American Clock Black Walnut on Pine
Eighteenth Century

"Grandfather's Clocks"

These huge but beautiful clocks represent the most reliable form of timepiece known to the people of the Seventeenth and Eighteenth Centuries. In the Metropolitan Museum.


CHAPTER THIRTEEN
America Learns to Make Watches

While Eli Terry was sawing wood for his curious clocks back in the early days of the nineteenth century, Luther Goddard, America's first watch-manufacturer, was preaching the Gospel to the town and country-folk in Massachusetts and Connecticut. Between sermons he repaired watches.

Although we can find no record of such a meeting, it is easy to imagine that while plodding along some dusty country road Preacher Goddard met Terry jogging along with his cumbersome wooden clocks hanging from his saddle. The thought may have come to the minister-mechanic that it would be much easier to peddle watches than clocks.

Whatever may have been the prompting, we find, as a matter of record, that, in the year 1809, while Terry was making and peddling his clocks, Luther Goddard set up a small watch-making shop in Shrewsbury, Massachusetts, the place of his birth. He employed watch-makers who had learned their trade in England. At that time, there was a law in force which prohibited the importation of foreign-made watches into America and this gave Goddard his chance. But in 1815, when the law was repealed and the American market was quickly flooded with cheaper, if not better watches from abroad, he was forced to retire from the field. During those few years he had produced about five hundred watches.
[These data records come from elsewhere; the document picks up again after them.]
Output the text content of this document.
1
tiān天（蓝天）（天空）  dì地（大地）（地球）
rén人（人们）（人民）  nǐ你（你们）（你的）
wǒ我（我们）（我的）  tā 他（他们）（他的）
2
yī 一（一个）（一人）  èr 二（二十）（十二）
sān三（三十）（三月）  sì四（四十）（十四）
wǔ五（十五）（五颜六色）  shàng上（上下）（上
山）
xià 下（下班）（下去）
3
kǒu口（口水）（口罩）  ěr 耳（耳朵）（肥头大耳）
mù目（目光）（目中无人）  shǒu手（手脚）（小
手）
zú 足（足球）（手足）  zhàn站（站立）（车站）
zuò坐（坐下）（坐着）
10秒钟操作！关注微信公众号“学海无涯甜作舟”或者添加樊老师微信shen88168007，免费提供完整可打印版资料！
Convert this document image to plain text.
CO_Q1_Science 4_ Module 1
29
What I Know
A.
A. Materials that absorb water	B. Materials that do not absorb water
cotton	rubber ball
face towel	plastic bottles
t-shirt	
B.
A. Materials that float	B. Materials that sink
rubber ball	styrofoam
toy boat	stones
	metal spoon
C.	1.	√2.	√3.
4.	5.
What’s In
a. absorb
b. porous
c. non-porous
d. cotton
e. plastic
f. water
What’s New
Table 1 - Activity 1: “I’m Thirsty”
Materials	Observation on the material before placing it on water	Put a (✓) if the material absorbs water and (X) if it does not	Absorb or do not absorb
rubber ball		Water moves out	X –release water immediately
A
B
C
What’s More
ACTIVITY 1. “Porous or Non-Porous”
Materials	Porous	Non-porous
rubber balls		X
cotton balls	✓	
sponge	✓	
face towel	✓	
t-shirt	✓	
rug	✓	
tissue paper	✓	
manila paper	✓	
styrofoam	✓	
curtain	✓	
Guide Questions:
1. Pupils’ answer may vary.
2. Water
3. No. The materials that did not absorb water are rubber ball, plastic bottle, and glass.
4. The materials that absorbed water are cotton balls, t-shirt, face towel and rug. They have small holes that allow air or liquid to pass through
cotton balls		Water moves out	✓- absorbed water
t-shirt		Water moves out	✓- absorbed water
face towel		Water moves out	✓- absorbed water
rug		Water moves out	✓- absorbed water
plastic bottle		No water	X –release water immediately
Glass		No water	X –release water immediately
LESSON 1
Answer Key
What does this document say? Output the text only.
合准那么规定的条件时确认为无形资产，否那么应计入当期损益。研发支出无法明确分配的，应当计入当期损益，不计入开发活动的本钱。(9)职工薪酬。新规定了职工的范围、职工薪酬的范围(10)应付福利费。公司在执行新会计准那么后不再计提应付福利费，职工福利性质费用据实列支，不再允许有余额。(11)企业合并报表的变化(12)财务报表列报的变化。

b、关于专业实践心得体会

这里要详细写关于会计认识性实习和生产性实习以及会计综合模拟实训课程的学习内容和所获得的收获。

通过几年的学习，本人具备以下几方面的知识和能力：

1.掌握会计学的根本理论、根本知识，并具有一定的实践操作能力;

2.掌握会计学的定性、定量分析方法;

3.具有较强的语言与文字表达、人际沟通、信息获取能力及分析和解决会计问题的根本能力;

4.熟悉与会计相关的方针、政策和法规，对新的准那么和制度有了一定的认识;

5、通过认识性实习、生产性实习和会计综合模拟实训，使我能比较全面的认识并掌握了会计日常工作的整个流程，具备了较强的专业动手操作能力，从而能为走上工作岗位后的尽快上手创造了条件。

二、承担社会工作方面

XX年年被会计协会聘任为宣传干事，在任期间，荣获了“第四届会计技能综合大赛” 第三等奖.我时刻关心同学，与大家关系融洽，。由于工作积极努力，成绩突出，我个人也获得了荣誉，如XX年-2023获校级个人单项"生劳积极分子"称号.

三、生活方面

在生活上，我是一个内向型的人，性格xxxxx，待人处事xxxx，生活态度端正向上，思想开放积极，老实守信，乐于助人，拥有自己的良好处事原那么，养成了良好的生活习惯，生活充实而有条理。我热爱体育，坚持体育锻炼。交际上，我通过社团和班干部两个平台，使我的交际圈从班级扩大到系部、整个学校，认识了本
Discouraged by his venture into worldly affairs, he turned again to his former occupation of preacher and evangelist, and consoled himself with the remark that he "had here a profession high above his secular vocation." In those days, protection and free trade had not yet become the rival rallying cries of two great political parties; otherwise we might have found this early manufacturer entering politics instead of the pulpit. While he is credited with manufacturing the first American watches, however, it is doubtful whether he and his workmen really did more than to assemble imported parts.